Orchestrate recommendations and responses
Compatibility with data management is necessary for deriving richer, more complete answers.
Active metadata management is the key to effective data access and governance compliance
- Different approaches to managing the new data challenges have elevated metadata management. It enables compliance with governance rules and provides immediate access to high-quality data via self-service and energized intelligent services. Previously proven practices are no longer suitable to handle today's requirements.
- The fundamental hindrance of active metadata management will be home-brewed AI, when there is an ever-increasing number of powerful enterprise tools to do the job.
Metadata management is a part of the data aabric architecture
- Addressing the need for non-homogeneous datasets, data lake architecture does not accommodate federated domains, multi- or hybrid-cloud.
- Data fabric and mesh approaches solve all the drawbacks of previous schemes. Though they choose somewhat different methods, both attack the difficulty of delivering data insights.
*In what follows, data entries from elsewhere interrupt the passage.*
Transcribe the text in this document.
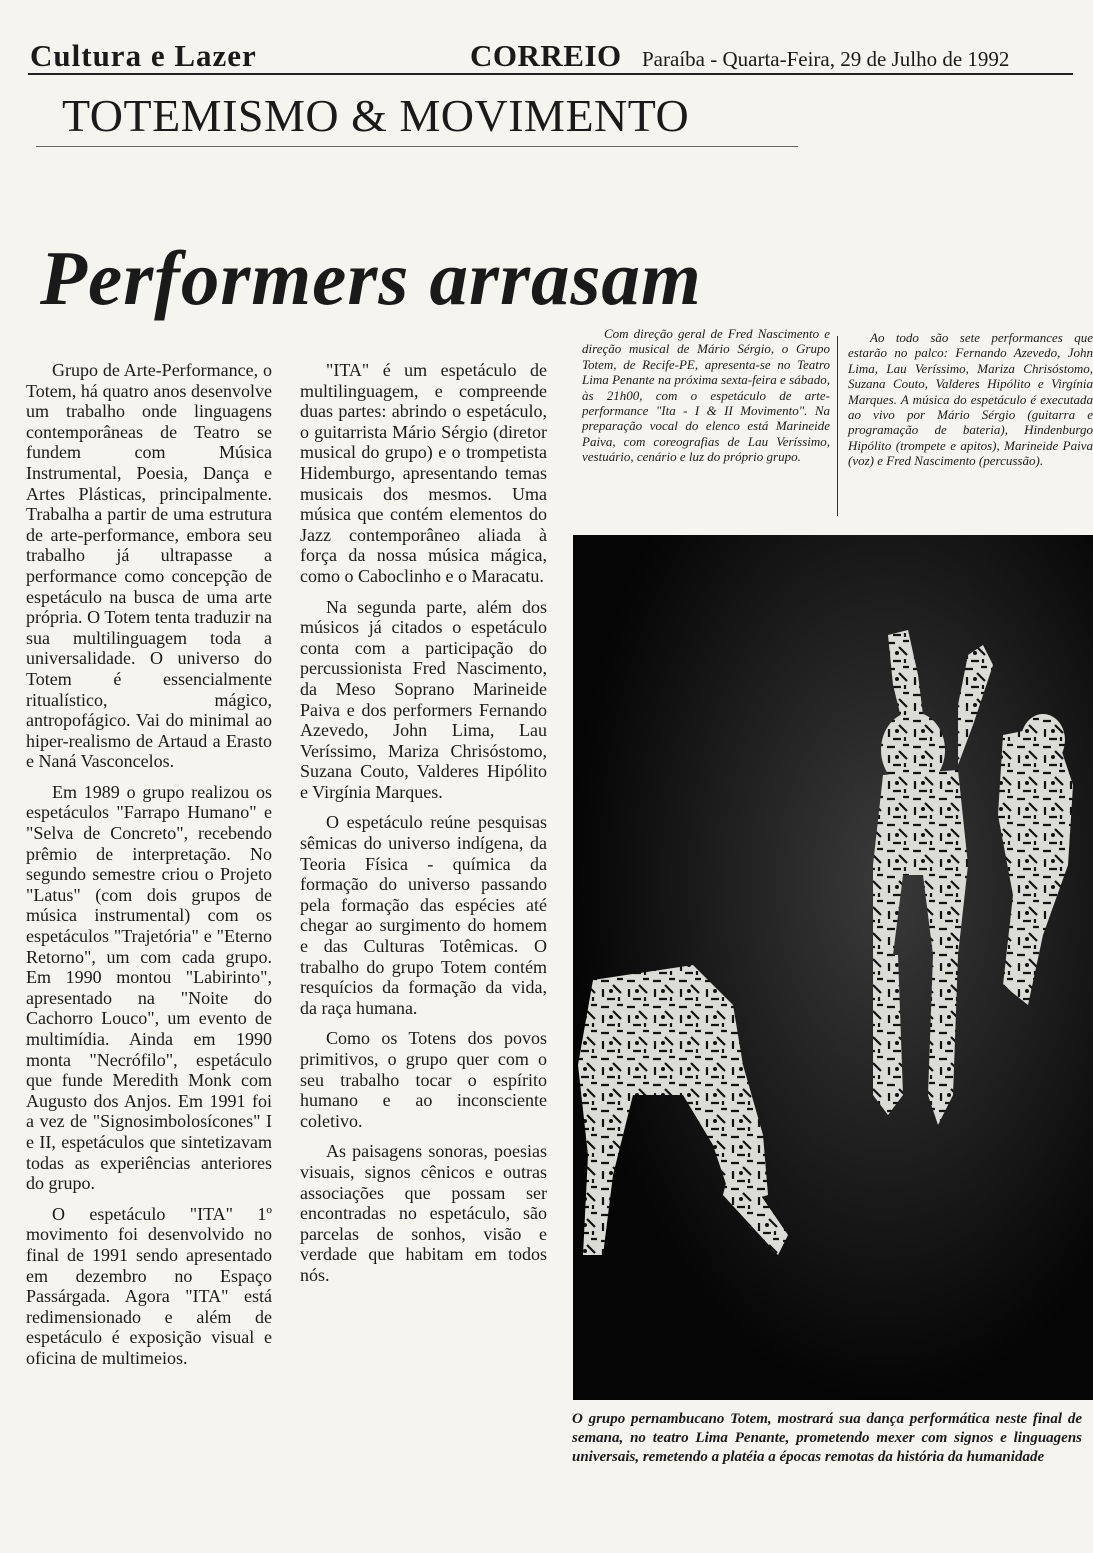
Cultura e Lazer	CORREIO Paraíba - Quarta-Feira, 29 de Julho de 1992
TOTEMISMO & MOVIMENTO
Performers arrasam

Com direção geral de Fred Nascimento e direção musical de Mário Sérgio, o Grupo Totem, de Recife-PE, apresenta-se no Teatro Lima Penante na próxima sexta-feira e sábado, às 21h00, com o espetáculo de arte-performance "Ita - I & II Movimento". Na preparação vocal do elenco está Marineide Paiva, com coreografias de Lau Veríssimo, vestuário, cenário e luz do próprio grupo.

Ao todo são sete performances que estarão no palco: Fernando Azevedo, John Lima, Lau Veríssimo, Mariza Chrisóstomo, Suzana Couto, Valderes Hipólito e Virgínia Marques. A música do espetáculo é executada ao vivo por Mário Sérgio (guitarra e programação de bateria), Hindenburgo Hipólito (trompete e apitos), Marineide Paiva (voz) e Fred Nascimento (percussão).

Grupo de Arte-Performance, o Totem, há quatro anos desenvolve um trabalho onde linguagens contemporâneas de Teatro se fundem com Música Instrumental, Poesia, Dança e Artes Plásticas, principalmente. Trabalha a partir de uma estrutura de arte-performance, embora seu trabalho já ultrapasse a performance como concepção de espetáculo na busca de uma arte própria. O Totem tenta traduzir na sua multilinguagem toda a universalidade. O universo do Totem é essencialmente ritualístico, mágico, antropofágico. Vai do minimal ao hiper-realismo de Artaud a Erasto e Naná Vasconcelos.

Em 1989 o grupo realizou os espetáculos "Farrapo Humano" e "Selva de Concreto", recebendo prêmio de interpretação. No segundo semestre criou o Projeto "Latus" (com dois grupos de música instrumental) com os espetáculos "Trajetória" e "Eterno Retorno", um com cada grupo. Em 1990 montou "Labirinto", apresentado na "Noite do Cachorro Louco", um evento de multimídia. Ainda em 1990 monta "Necrófilo", espetáculo que funde Meredith Monk com Augusto dos Anjos. Em 1991 foi a vez de "Signosimbolosícones" I e II, espetáculos que sintetizavam todas as experiências anteriores do grupo.

O espetáculo "ITA" 1º movimento foi desenvolvido no final de 1991 sendo apresentado em dezembro no Espaço Passárgada. Agora "ITA" está redimensionado e além de espetáculo é exposição visual e oficina de multimeios.

"ITA" é um espetáculo de multilinguagem, e compreende duas partes: abrindo o espetáculo, o guitarrista Mário Sérgio (diretor musical do grupo) e o trompetista Hidemburgo, apresentando temas musicais dos mesmos. Uma música que contém elementos do Jazz contemporâneo aliada à força da nossa música mágica, como o Caboclinho e o Maracatu.

Na segunda parte, além dos músicos já citados o espetáculo conta com a participação do percussionista Fred Nascimento, da Meso Soprano Marineide Paiva e dos performers Fernando Azevedo, John Lima, Lau Veríssimo, Mariza Chrisóstomo, Suzana Couto, Valderes Hipólito e Virgínia Marques.

O espetáculo reúne pesquisas sêmicas do universo indígena, da Teoria Física - química da formação do universo passando pela formação das espécies até chegar ao surgimento do homem e das Culturas Totêmicas. O trabalho do grupo Totem contém resquícios da formação da vida, da raça humana.

Como os Totens dos povos primitivos, o grupo quer com o seu trabalho tocar o espírito humano e ao inconsciente coletivo.

As paisagens sonoras, poesias visuais, signos cênicos e outras associações que possam ser encontradas no espetáculo, são parcelas de sonhos, visão e verdade que habitam em todos nós.

O grupo pernambucano Totem, mostrará sua dança performática neste final de semana, no teatro Lima Penante, prometendo mexer com signos e linguagens universais, remetendo a platéia a épocas remotas da história da humanidade
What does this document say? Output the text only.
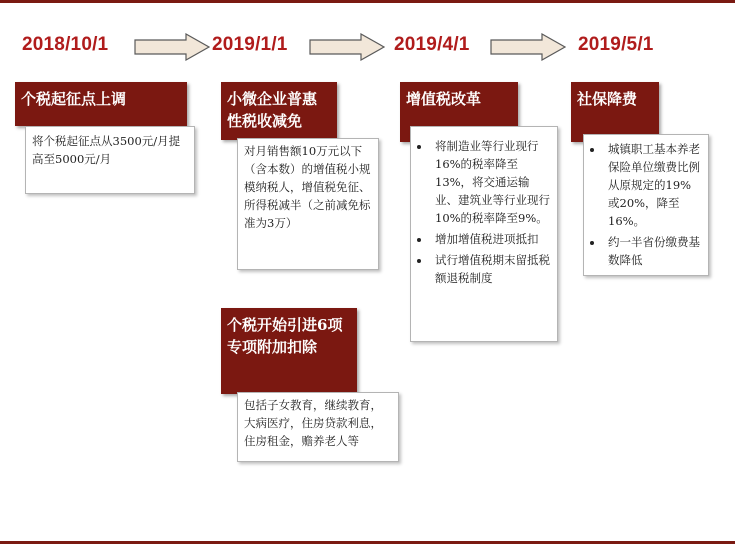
2018/10/1	2019/1/1	2019/4/1	2019/5/1
个税起征点上调
将个税起征点从3500元/月提高至5000元/月
小微企业普惠性税收减免
对月销售额10万元以下（含本数）的增值税小规模纳税人，增值税免征、所得税减半（之前减免标准为3万）
个税开始引进6项专项附加扣除
包括子女教育，继续教育，大病医疗，住房贷款利息，住房租金，赡养老人等
增值税改革
• 将制造业等行业现行16%的税率降至13%，将交通运输业、建筑业等行业现行10%的税率降至9%。
• 增加增值税进项抵扣
• 试行增值税期末留抵税额退税制度
社保降费
• 城镇职工基本养老保险单位缴费比例从原规定的19%或20%，降至16%。
• 约一半省份缴费基数降低
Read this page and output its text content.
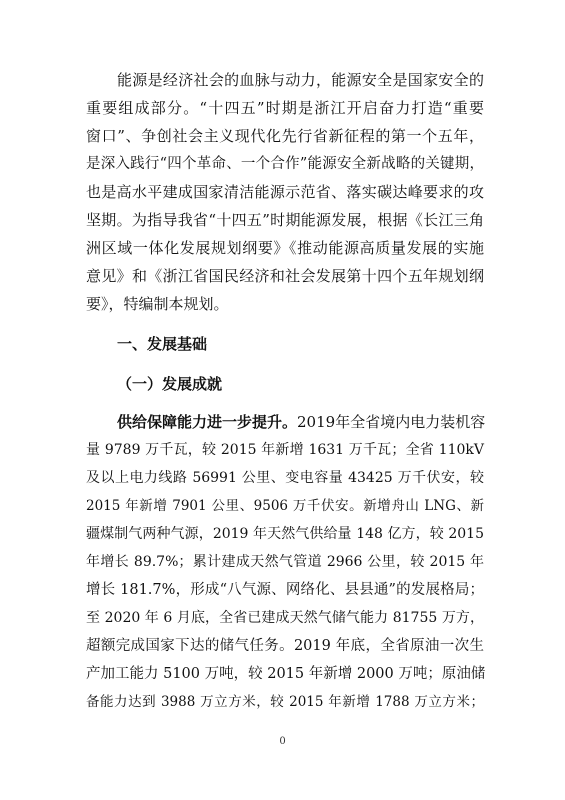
能源是经济社会的血脉与动力，能源安全是国家安全的
重要组成部分。“十四五”时期是浙江开启奋力打造“重要
窗口”、争创社会主义现代化先行省新征程的第一个五年，
是深入践行“四个革命、一个合作”能源安全新战略的关键期，
也是高水平建成国家清洁能源示范省、落实碳达峰要求的攻
坚期。为指导我省“十四五”时期能源发展，根据《长江三角
洲区域一体化发展规划纲要》《推动能源高质量发展的实施
意见》和《浙江省国民经济和社会发展第十四个五年规划纲
要》，特编制本规划。
一、发展基础
（一）发展成就
供给保障能力进一步提升。2019年全省境内电力装机容
量 9789 万千瓦，较 2015 年新增 1631 万千瓦；全省 110kV
及以上电力线路 56991 公里、变电容量 43425 万千伏安，较
2015 年新增 7901 公里、9506 万千伏安。新增舟山 LNG、新
疆煤制气两种气源，2019 年天然气供给量 148 亿方，较 2015
年增长 89.7%；累计建成天然气管道 2966 公里，较 2015 年
增长 181.7%，形成“八气源、网络化、县县通”的发展格局；
至 2020 年 6 月底，全省已建成天然气储气能力 81755 万方，
超额完成国家下达的储气任务。2019 年底，全省原油一次生
产加工能力 5100 万吨，较 2015 年新增 2000 万吨；原油储
备能力达到 3988 万立方米，较 2015 年新增 1788 万立方米；
0
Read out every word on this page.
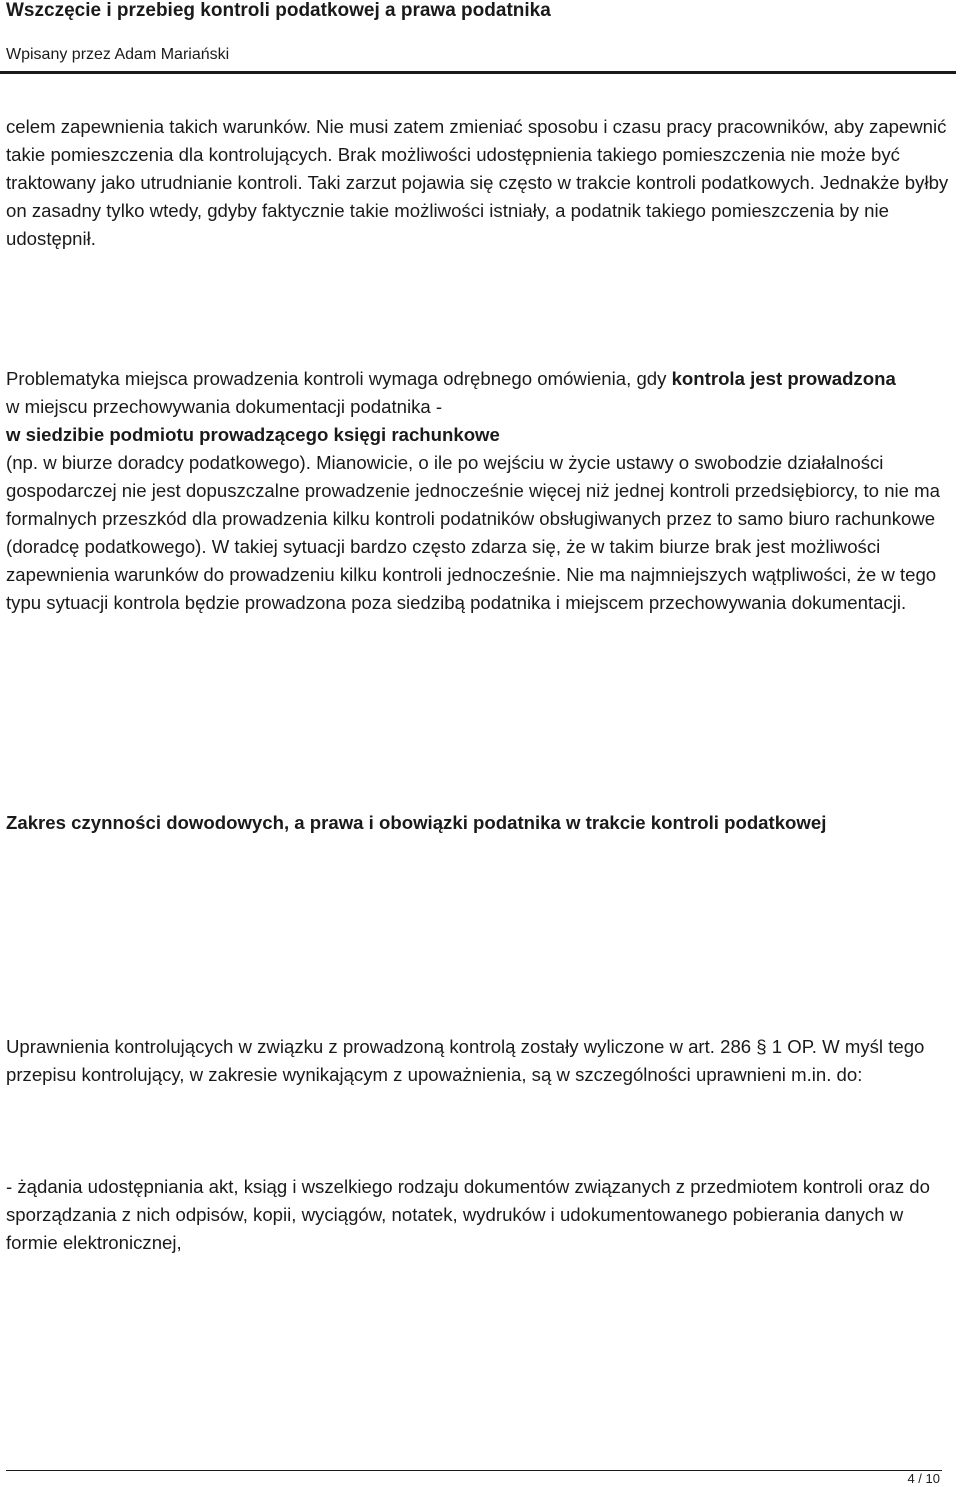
Wszczęcie i przebieg kontroli podatkowej a prawa podatnika
Wpisany przez Adam Mariański

celem zapewnienia takich warunków. Nie musi zatem zmieniać sposobu i czasu pracy pracowników, aby zapewnić takie pomieszczenia dla kontrolujących. Brak możliwości udostępnienia takiego pomieszczenia nie może być traktowany jako utrudnianie kontroli. Taki zarzut pojawia się często w trakcie kontroli podatkowych. Jednakże byłby on zasadny tylko wtedy, gdyby faktycznie takie możliwości istniały, a podatnik takiego pomieszczenia by nie udostępnił.

Problematyka miejsca prowadzenia kontroli wymaga odrębnego omówienia, gdy kontrola jest prowadzona
w miejscu przechowywania dokumentacji podatnika -
w siedzibie podmiotu prowadzącego księgi rachunkowe
(np. w biurze doradcy podatkowego). Mianowicie, o ile po wejściu w życie ustawy o swobodzie działalności gospodarczej nie jest dopuszczalne prowadzenie jednocześnie więcej niż jednej kontroli przedsiębiorcy, to nie ma formalnych przeszkód dla prowadzenia kilku kontroli podatników obsługiwanych przez to samo biuro rachunkowe (doradcę podatkowego). W takiej sytuacji bardzo często zdarza się, że w takim biurze brak jest możliwości zapewnienia warunków do prowadzeniu kilku kontroli jednocześnie. Nie ma najmniejszych wątpliwości, że w tego typu sytuacji kontrola będzie prowadzona poza siedzibą podatnika i miejscem przechowywania dokumentacji.

Zakres czynności dowodowych, a prawa i obowiązki podatnika w trakcie kontroli podatkowej

Uprawnienia kontrolujących w związku z prowadzoną kontrolą zostały wyliczone w art. 286 § 1 OP. W myśl tego przepisu kontrolujący, w zakresie wynikającym z upoważnienia, są w szczególności uprawnieni m.in. do:

- żądania udostępniania akt, ksiąg i wszelkiego rodzaju dokumentów związanych z przedmiotem kontroli oraz do sporządzania z nich odpisów, kopii, wyciągów, notatek, wydruków i udokumentowanego pobierania danych w formie elektronicznej,

4 / 10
- Data mesh is built for distributed, domain-centered data stewardship, while data fabric strives for integration sharing in the middle. Data governance compliance in this approach is enforced separately, and the final data governance layer is emergent.
- In data mesh orientation, data governance, of which metadata management is a part, exhibits a bottom-up structure. In data fabric architecture, governance is supposed to be a built-in feature with data management and security as first principles. It is the responsibility of the domains,
- In general, metadata management has to be developed gradually, and demand-driven, defining standards accompanied by blueprints and focused on the most critical and relevant data first.
For those of us who were tasked with delivering the usual analytics, we scoffed at metadata and described it as “dead data in a drawer, neatly arranged.” It provided no value. The emerging role of active metadata, providing knowledge graphs and catalogs, is essential to the implementation of whatever data management platform you choose: data fabric, data mesh, or both.